Syntax Highlighting using XML and regex

Hello all-

  I'm developing a Content Management software for my own site, and
possibly package and deploy to other sites (for friends, family, etc.)
The content management software is combined blog, photo, and site
management tools.  One the of the tools I would find INREDIBLY helpful
is the ability to block out and syntax highlight code.  I would like to
be able to, as I'm writing a blog post about something I've done in
Python (for example), just stop and type something like:

def foo():



  Do you get the idea?  The only code I've been writing recently is
PHP, Python, and C++, so I could start with the regex for those
languages first and then expand.  The blocks of code would then add
some style info (like making the font a fixed size font, etc....) and
then would highlight certain terms (a regex nightmare).

  I've talked this over with another PHP dev, and he suggested I use
the xml_parser_create function to generate a parser object, and then
the xml parsing functions to find these tidbits of code.  This sounds
like a great idea to me.  However, does anyone have suggestions on a
better way to do this, or an efficient way to do the syntax

  I'm assuming for syntax highlighting, I'd have to do a massive
preg_replace with the regex, and then add in the HTML for items I
wanted to highlight.  I don't mind doing this, but I was also wondering
if someone had a great resource for syntax highlighting regex that
someone else may have created that I could use, and possibly modify.
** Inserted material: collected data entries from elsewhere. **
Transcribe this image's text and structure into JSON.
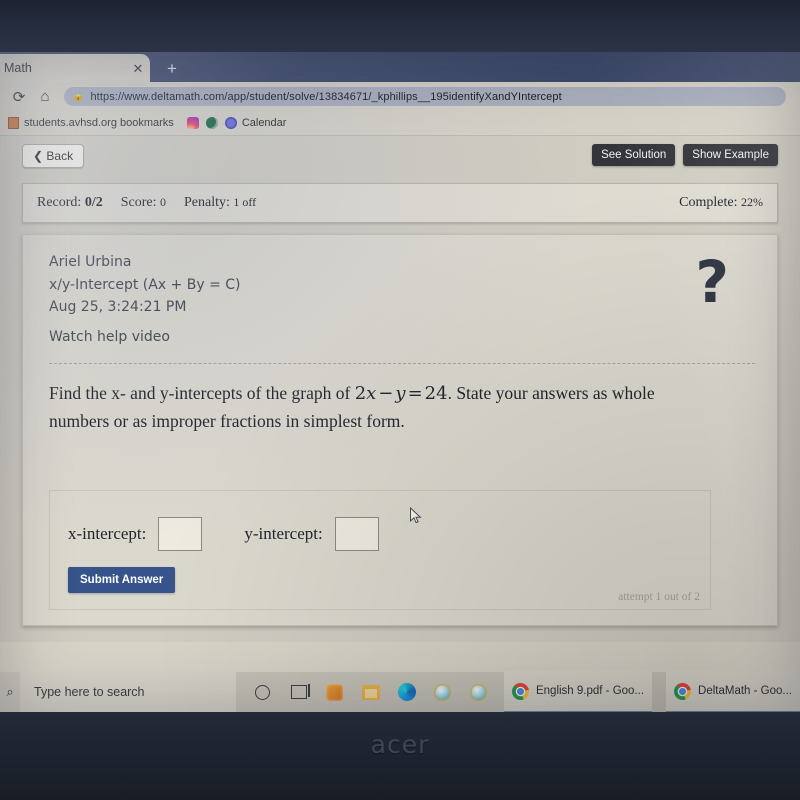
{
  "device": {
    "brand": "acer"
  },
  "browser": {
    "tab": {
      "title": "Math",
      "close_label": "✕"
    },
    "new_tab_label": "+",
    "reload_label": "⟳",
    "home_label": "⌂",
    "lock_icon": "🔒",
    "url": "https://www.deltamath.com/app/student/solve/13834671/_kphillips__195identifyXandYIntercept",
    "bookmarks": [
      {
        "label": "students.avhsd.org bookmarks",
        "icon": "folder-icon"
      },
      {
        "label": "",
        "icon": "instagram-icon"
      },
      {
        "label": "",
        "icon": "globe-icon"
      },
      {
        "label": "Calendar",
        "icon": "calendar-icon"
      }
    ]
  },
  "topbar": {
    "back_label": "Back",
    "back_chevron": "❮",
    "see_solution_label": "See Solution",
    "show_example_label": "Show Example"
  },
  "status": {
    "record_label": "Record:",
    "record_value": "0/2",
    "score_label": "Score:",
    "score_value": "0",
    "penalty_label": "Penalty:",
    "penalty_value": "1 off",
    "complete_label": "Complete:",
    "complete_value": "22%"
  },
  "problem": {
    "student_name": "Ariel Urbina",
    "assignment": "x/y-Intercept (Ax + By = C)",
    "timestamp": "Aug 25, 3:24:21 PM",
    "help_video_label": "Watch help video",
    "help_icon": "?",
    "question_part1": "Find the x- and y-intercepts of the graph of ",
    "equation_lhs_coef": "2",
    "equation_lhs_var": "x",
    "equation_op": "−",
    "equation_rhs_var": "y",
    "equation_eq": "=",
    "equation_value": "24",
    "question_part2": ". State your answers as whole numbers or as improper fractions in simplest form."
  },
  "answer": {
    "x_label": "x-intercept:",
    "x_value": "",
    "y_label": "y-intercept:",
    "y_value": "",
    "submit_label": "Submit Answer",
    "attempt_text": "attempt 1 out of 2",
    "submit_color": "#36538c"
  },
  "taskbar": {
    "search_placeholder": "Type here to search",
    "items": [
      {
        "icon": "office-icon",
        "label": ""
      },
      {
        "icon": "file-explorer-icon",
        "label": ""
      },
      {
        "icon": "edge-icon",
        "label": ""
      },
      {
        "icon": "internet-explorer-icon",
        "label": ""
      },
      {
        "icon": "internet-explorer-icon",
        "label": ""
      }
    ],
    "windows": [
      {
        "icon": "chrome-icon",
        "label": "English 9.pdf - Goo..."
      },
      {
        "icon": "chrome-icon",
        "label": "DeltaMath - Goo..."
      }
    ]
  }
}
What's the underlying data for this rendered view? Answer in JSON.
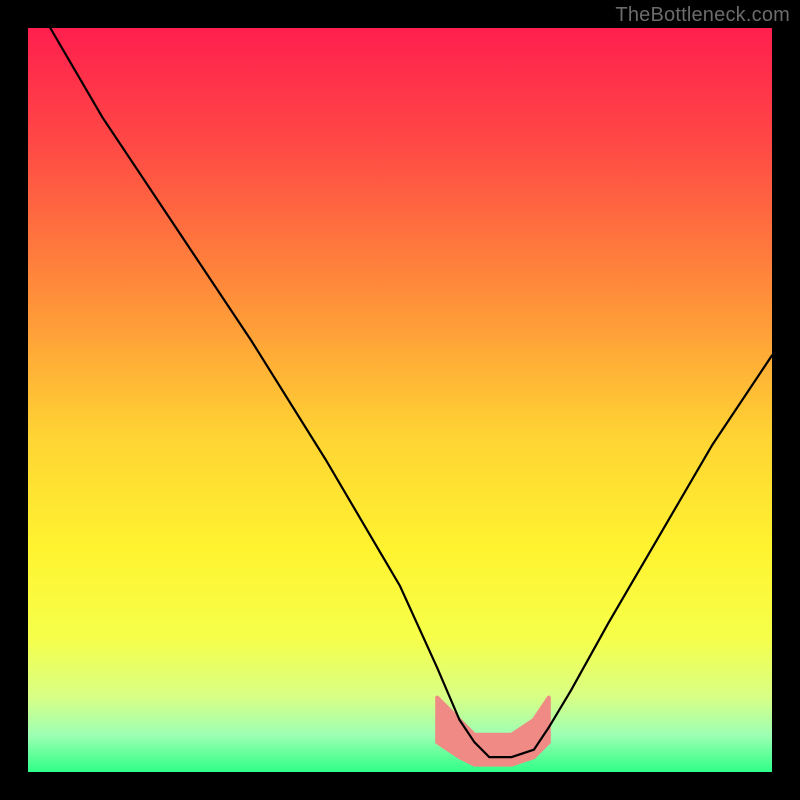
{
  "attribution": "TheBottleneck.com",
  "chart_data": {
    "type": "line",
    "title": "",
    "xlabel": "",
    "ylabel": "",
    "xlim": [
      0,
      100
    ],
    "ylim": [
      0,
      100
    ],
    "grid": false,
    "legend": false,
    "gradient_stops": [
      {
        "offset": 0.0,
        "color": "#ff1f4e"
      },
      {
        "offset": 0.16,
        "color": "#ff4a45"
      },
      {
        "offset": 0.35,
        "color": "#ff8b3a"
      },
      {
        "offset": 0.55,
        "color": "#ffd433"
      },
      {
        "offset": 0.7,
        "color": "#fff330"
      },
      {
        "offset": 0.82,
        "color": "#f6ff4a"
      },
      {
        "offset": 0.9,
        "color": "#d8ff86"
      },
      {
        "offset": 0.95,
        "color": "#9effb3"
      },
      {
        "offset": 1.0,
        "color": "#2eff88"
      }
    ],
    "curve": {
      "x": [
        3,
        10,
        20,
        30,
        40,
        50,
        55,
        58,
        60,
        62,
        65,
        68,
        70,
        73,
        78,
        85,
        92,
        100
      ],
      "y": [
        100,
        88,
        73,
        58,
        42,
        25,
        14,
        7,
        4,
        2,
        2,
        3,
        6,
        11,
        20,
        32,
        44,
        56
      ]
    },
    "marker_band": {
      "x": [
        55,
        58,
        60,
        62,
        65,
        68,
        70
      ],
      "y_lower": [
        4,
        2,
        1,
        1,
        1,
        2,
        4
      ],
      "y_upper": [
        10,
        7,
        5,
        5,
        5,
        7,
        10
      ],
      "color": "#f08a84"
    }
  }
}
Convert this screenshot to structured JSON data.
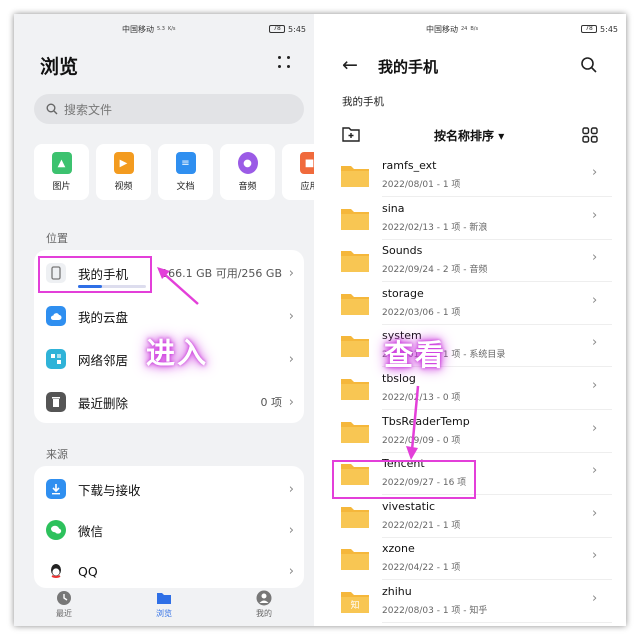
{
  "colors": {
    "accent": "#2f6fe6",
    "highlight": "#e33fd9",
    "folder": "#f5b73b",
    "arrow": "#e33fd9"
  },
  "status_left": {
    "carrier": "中国移动",
    "speed_val": "5.3",
    "speed_unit": "K/s",
    "time": "5:45",
    "battery": "78"
  },
  "status_right": {
    "carrier": "中国移动",
    "speed_val": "24",
    "speed_unit": "B/s",
    "time": "5:45",
    "battery": "78"
  },
  "browse": {
    "title": "浏览",
    "more_icon": "more-dots-icon",
    "search_placeholder": "搜索文件",
    "categories": [
      {
        "label": "图片",
        "icon": "image-icon",
        "color": "#3cc26f"
      },
      {
        "label": "视频",
        "icon": "video-icon",
        "color": "#f39b1f"
      },
      {
        "label": "文档",
        "icon": "document-icon",
        "color": "#2f8ff0"
      },
      {
        "label": "音频",
        "icon": "audio-icon",
        "color": "#9b5be6"
      },
      {
        "label": "应用",
        "icon": "app-icon",
        "color": "#f06a3c"
      }
    ],
    "location_label": "位置",
    "locations": [
      {
        "label": "我的手机",
        "value": "166.1 GB 可用/256 GB",
        "icon": "phone-icon",
        "usage_fraction": 0.35
      },
      {
        "label": "我的云盘",
        "value": "",
        "icon": "cloud-icon"
      },
      {
        "label": "网络邻居",
        "value": "",
        "icon": "network-icon"
      },
      {
        "label": "最近删除",
        "value": "0 项",
        "icon": "trash-icon"
      }
    ],
    "source_label": "来源",
    "sources": [
      {
        "label": "下载与接收",
        "icon": "download-icon"
      },
      {
        "label": "微信",
        "icon": "wechat-icon"
      },
      {
        "label": "QQ",
        "icon": "qq-icon"
      }
    ],
    "enter_label": "进入",
    "tabs": [
      {
        "label": "最近",
        "icon": "clock-icon"
      },
      {
        "label": "浏览",
        "icon": "folder-icon"
      },
      {
        "label": "我的",
        "icon": "user-icon"
      }
    ]
  },
  "phone": {
    "title": "我的手机",
    "breadcrumb": "我的手机",
    "sort_label": "按名称排序",
    "view_label": "查看",
    "folders": [
      {
        "name": "ramfs_ext",
        "meta": "2022/08/01 - 1 项"
      },
      {
        "name": "sina",
        "meta": "2022/02/13 - 1 项 - 新浪"
      },
      {
        "name": "Sounds",
        "meta": "2022/09/24 - 2 项 - 音频"
      },
      {
        "name": "storage",
        "meta": "2022/03/06 - 1 项"
      },
      {
        "name": "system",
        "meta": "2022/01/01 - 1 项 - 系统目录"
      },
      {
        "name": "tbslog",
        "meta": "2022/02/13 - 0 项"
      },
      {
        "name": "TbsReaderTemp",
        "meta": "2022/09/09 - 0 项"
      },
      {
        "name": "Tencent",
        "meta": "2022/09/27 - 16 项"
      },
      {
        "name": "vivestatic",
        "meta": "2022/02/21 - 1 项"
      },
      {
        "name": "xzone",
        "meta": "2022/04/22 - 1 项"
      },
      {
        "name": "zhihu",
        "meta": "2022/08/03 - 1 项 - 知乎"
      }
    ]
  }
}
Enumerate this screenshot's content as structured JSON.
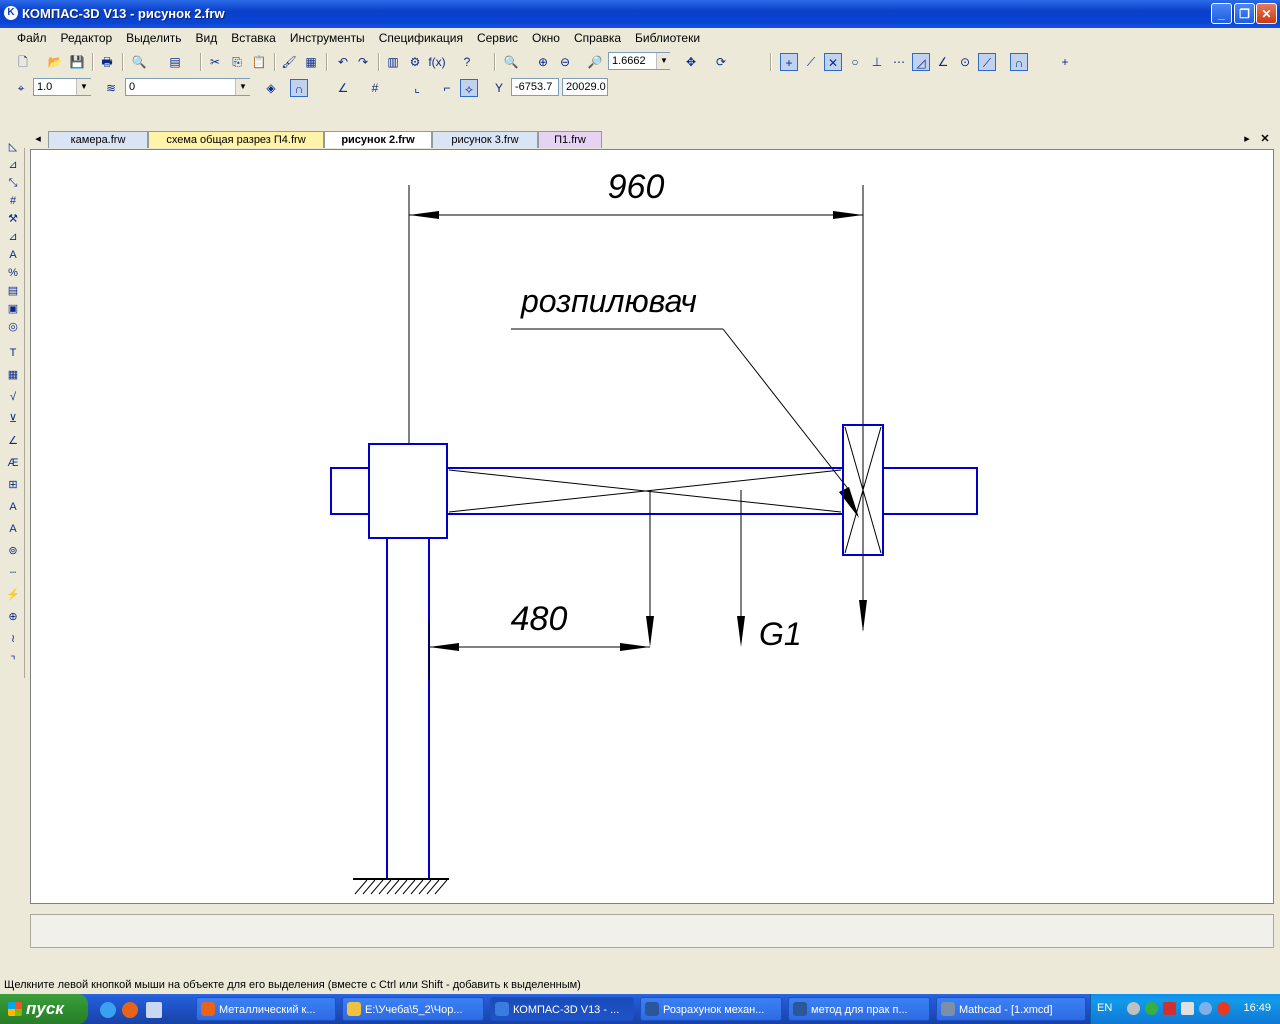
{
  "window": {
    "title": "КОМПАС-3D V13 - рисунок 2.frw",
    "app_icon": "K"
  },
  "menu": [
    "Файл",
    "Редактор",
    "Выделить",
    "Вид",
    "Вставка",
    "Инструменты",
    "Спецификация",
    "Сервис",
    "Окно",
    "Справка",
    "Библиотеки"
  ],
  "toolbar": {
    "zoom_value": "1.6662",
    "step_value": "1.0",
    "layer_value": "0",
    "coord_x": "-6753.7",
    "coord_y": "20029.0"
  },
  "tabs": [
    {
      "label": "камера.frw",
      "color": "#d9e4f5"
    },
    {
      "label": "схема общая разрез П4.frw",
      "color": "#fff3a8"
    },
    {
      "label": "рисунок 2.frw",
      "color": "#ffffff"
    },
    {
      "label": "рисунок 3.frw",
      "color": "#d9e4f5"
    },
    {
      "label": "П1.frw",
      "color": "#e6d2f2"
    }
  ],
  "drawing": {
    "dim_top": "960",
    "dim_bottom": "480",
    "label_saw": "розпилювач",
    "label_load": "G1",
    "line_color": "#0000c8"
  },
  "status_text": "Щелкните левой кнопкой мыши на объекте для его выделения (вместе с Ctrl или Shift - добавить к выделенным)",
  "taskbar": {
    "start_label": "пуск",
    "tasks": [
      {
        "label": "Металлический к...",
        "icon_color": "#e8641c"
      },
      {
        "label": "E:\\Учеба\\5_2\\Чор...",
        "icon_color": "#f0c040"
      },
      {
        "label": "КОМПАС-3D V13 - ...",
        "icon_color": "#3a7be0"
      },
      {
        "label": "Розрахунок механ...",
        "icon_color": "#2b579a"
      },
      {
        "label": "метод для прак п...",
        "icon_color": "#2b579a"
      },
      {
        "label": "Mathcad - [1.xmcd]",
        "icon_color": "#7b8fa8"
      }
    ],
    "lang": "EN",
    "clock": "16:49"
  }
}
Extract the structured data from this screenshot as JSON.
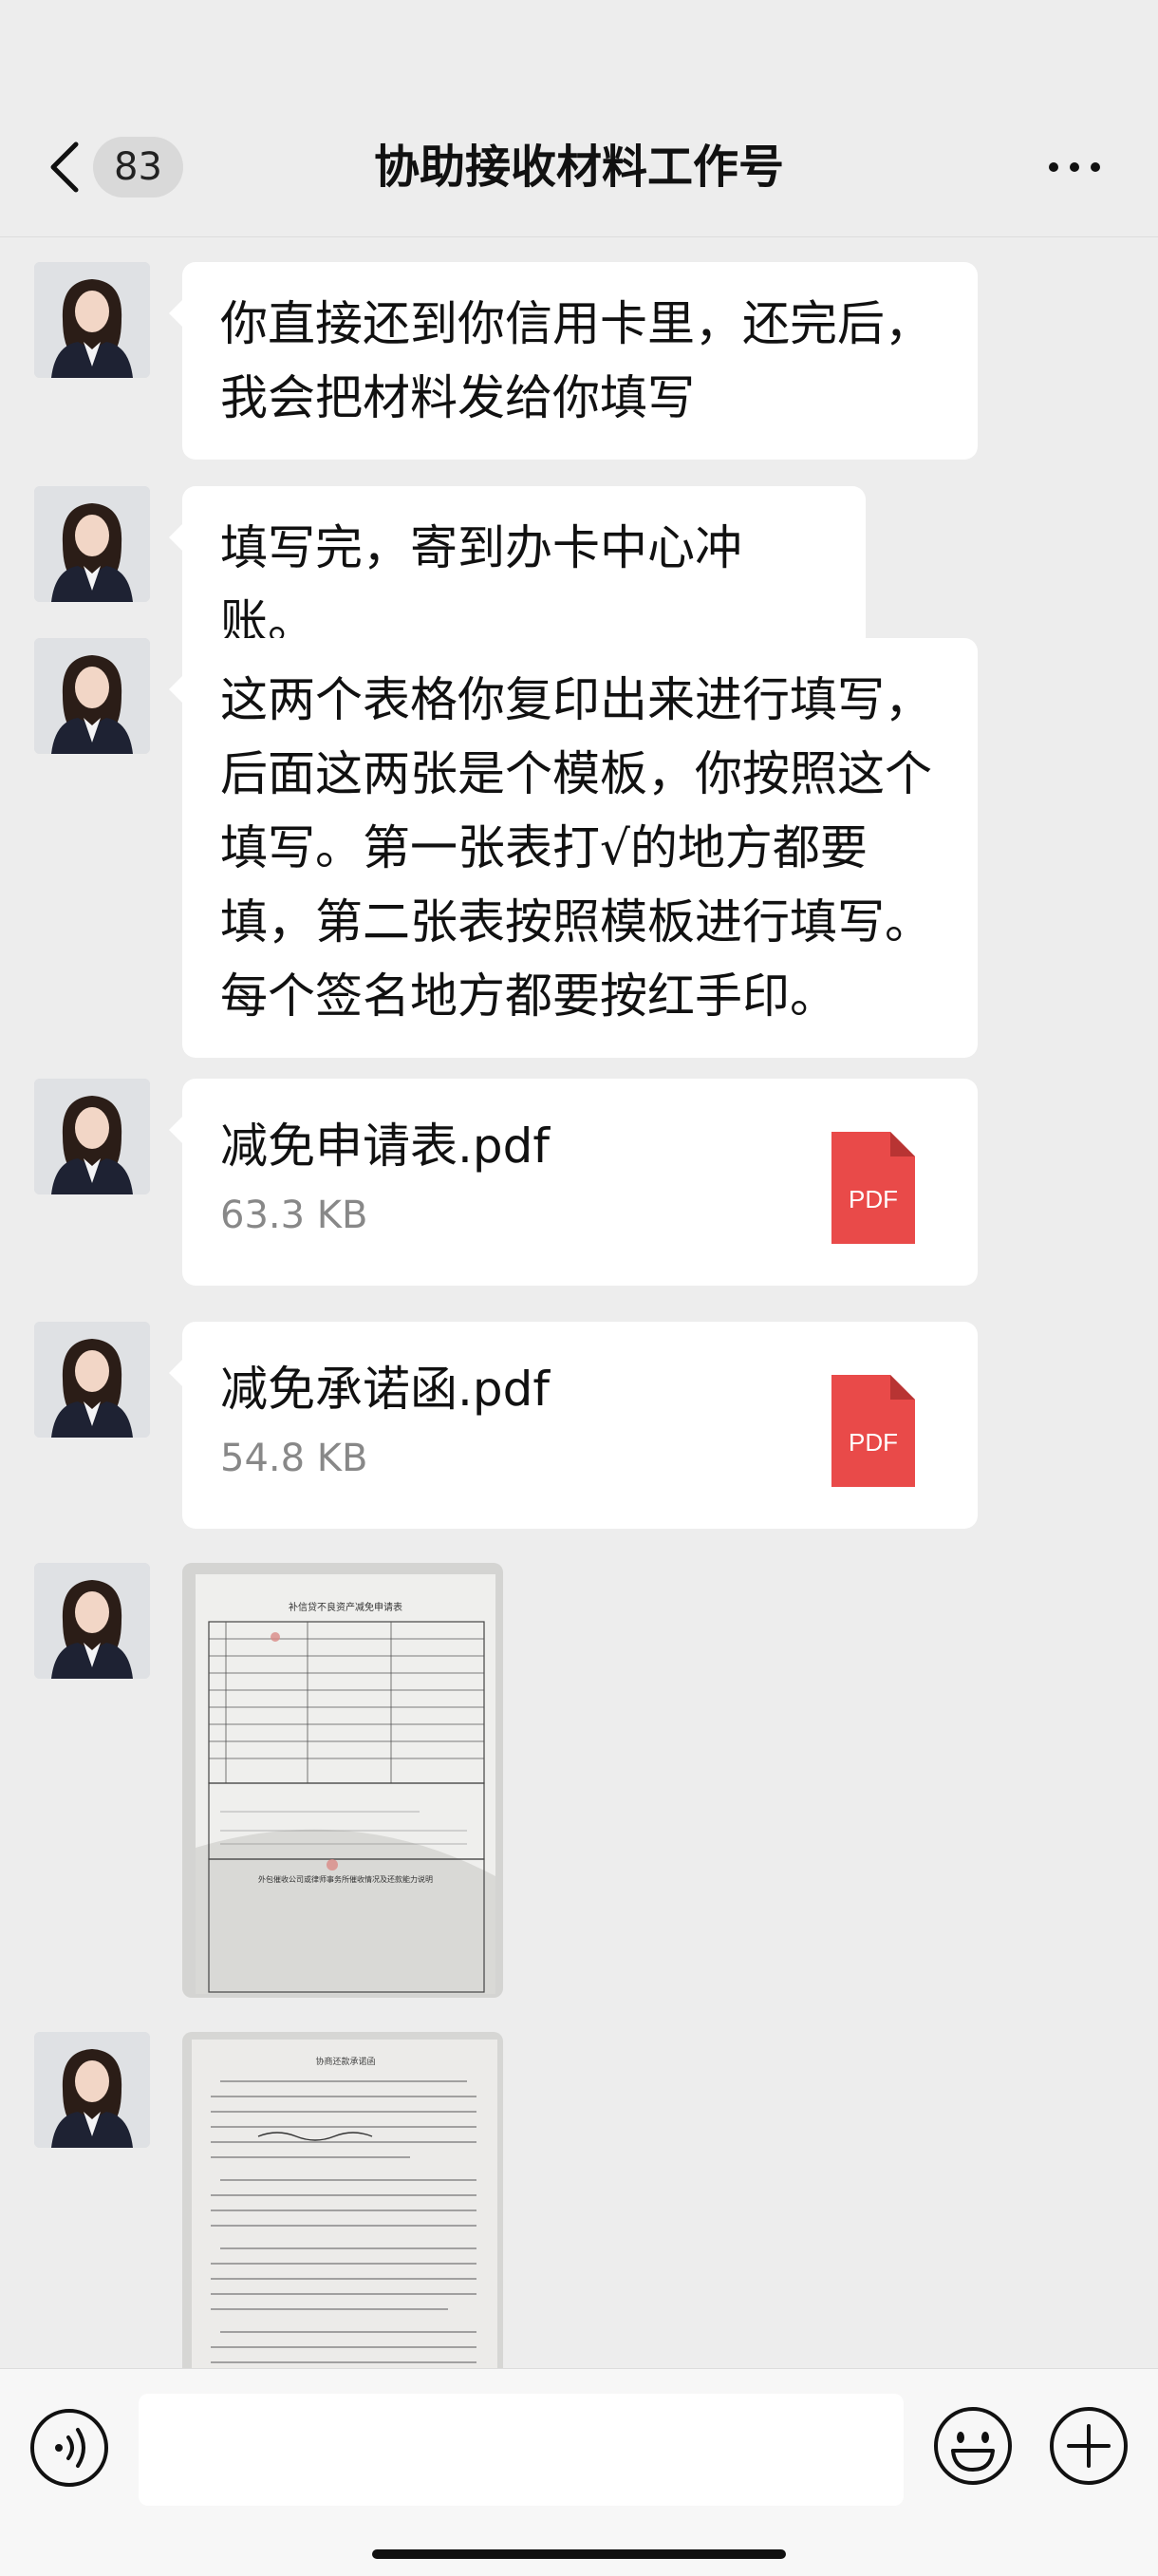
{
  "header": {
    "unread_count": "83",
    "title": "协助接收材料工作号"
  },
  "messages": [
    {
      "type": "text",
      "text": "你直接还到你信用卡里，还完后，我会把材料发给你填写"
    },
    {
      "type": "text",
      "text": "填写完，寄到办卡中心冲账。"
    },
    {
      "type": "text",
      "text": "这两个表格你复印出来进行填写，后面这两张是个模板，你按照这个填写。第一张表打√的地方都要填，第二张表按照模板进行填写。每个签名地方都要按红手印。"
    },
    {
      "type": "file",
      "name": "减免申请表.pdf",
      "size": "63.3 KB",
      "icon_label": "PDF"
    },
    {
      "type": "file",
      "name": "减免承诺函.pdf",
      "size": "54.8 KB",
      "icon_label": "PDF"
    },
    {
      "type": "image",
      "doc_title": "补信贷不良资产减免申请表",
      "subtitle": "外包催收公司或律师事务所催收情况及还款能力说明"
    },
    {
      "type": "image",
      "doc_title": "协商还款承诺函"
    }
  ],
  "colors": {
    "background": "#ededed",
    "bubble": "#ffffff",
    "pdf_red": "#e94a49",
    "secondary_text": "#888888"
  },
  "icons": [
    "back-chevron-icon",
    "more-icon",
    "voice-icon",
    "emoji-icon",
    "plus-icon",
    "pdf-icon"
  ]
}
  Licensing for this software would be the GPL, so obviously everything
else should be GPL.  I thought I'd bounce the idea against some other
PHP developers, and see what they thought of it.

Thanks in advance

Re: Syntax Highlighting using XML and regex

rockstar_ wrote:

Does highlight_file() / highlite_string() suit your purposes? (See PHP
manual for more info).


Re: Syntax Highlighting using XML and regex

 What happens when what's inside the tags isn't valid XML?

 As for syntax highlighting, I use GeSHi - it's not the fastest, but it has a
very wide range of supported language without having to write it all again. (GPL license)